No mercado de transportadoras, houve algum tipo de resistência à tecnologia e às novidades implementadas pela Cargo X? Como isso foi contornado internamente?
Quando eu comecei a trabalhar na Cargo X, visitando as paradas de caminhão, em 2013, eu lembro que o caminhoneiro não tinha e-mail e nem nada relacionado à tecnologia naquele momento.
O que fizemos foi abrir um site, apenas, para que o trabalhador pudesse buscar as cargas via internet, através deste portal. Com o passar do tempo, em meados de 2014, quando o WhatsApp permitiu a ligação telefônica gratuita, tudo mudou. Foi quando os caminhoneiros jogaram seus celulares convencionais fora e adotaram smartphones para usar as ligações do WhatsApp gratuitamente, até o ponto que, atualmente, o caminhoneiro utilizar o WhatsApp como se fosse um rádio. Quando vimos esse efeito de compra de smartphones, decidimos investir no aplicativo da Cargo X. Nesse momento, percebemos que a porcentagem de caminhoneiros utilizando o aplicativo era maior do que os que utilizavam o site na web. Aqui [no Brasil] o caminhoneiro não estava acostumado com tecnologia, e quando colocamos o aplicativo, o caminhoneiro entendeu muito rápido.
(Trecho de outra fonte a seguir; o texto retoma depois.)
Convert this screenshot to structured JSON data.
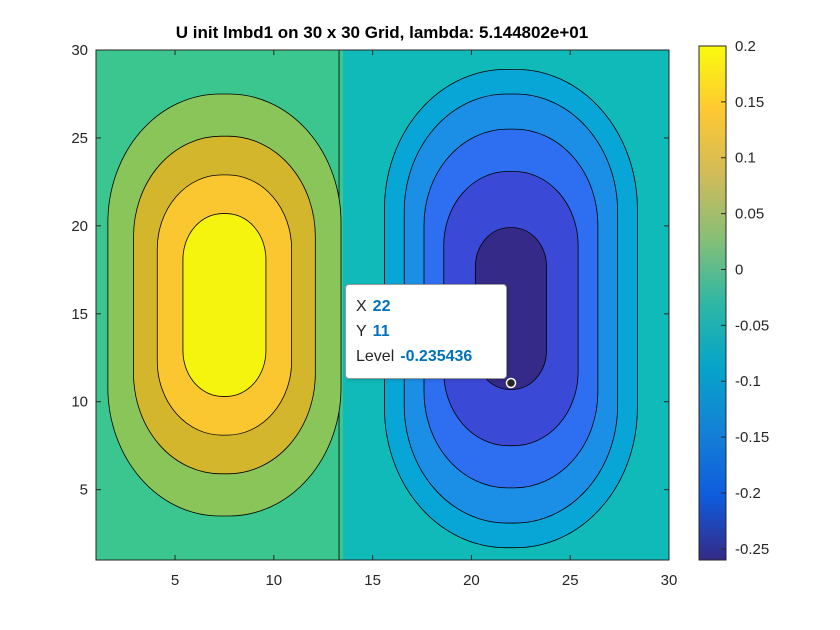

Os desafios de gestão em meio a uma crise sanitária são uma novidade no mercado brasileiro. Como uma startup consolidada, quais as principais dicas que você daria às micro e pequenas empresas que estão atualmente nessa luta diária para voltar a faturar?
Eu acho que a empresa pequena, no mercado que vivemos hoje, minha principal dica é: não tentar fazer tudo sozinho. Isso porque vivemos em um mercado que mais e mais precisa colaborar com outras empresas em parceria. Então procurar parcerias estratégicas é a principal conselho que eu dou, mas, pontuando, três coisas são necessários, que seriam: 1) não tente fazer tudo sozinho; 2) oferecer um bom serviço ao cliente sempre e ser ético; 3) por fim, o último seria pensar com a mente mais aberta e ter a consciência de que, o que funcionava há cinco anos, por exemplo, talvez não funcione mais. É preciso começar a se reinventar.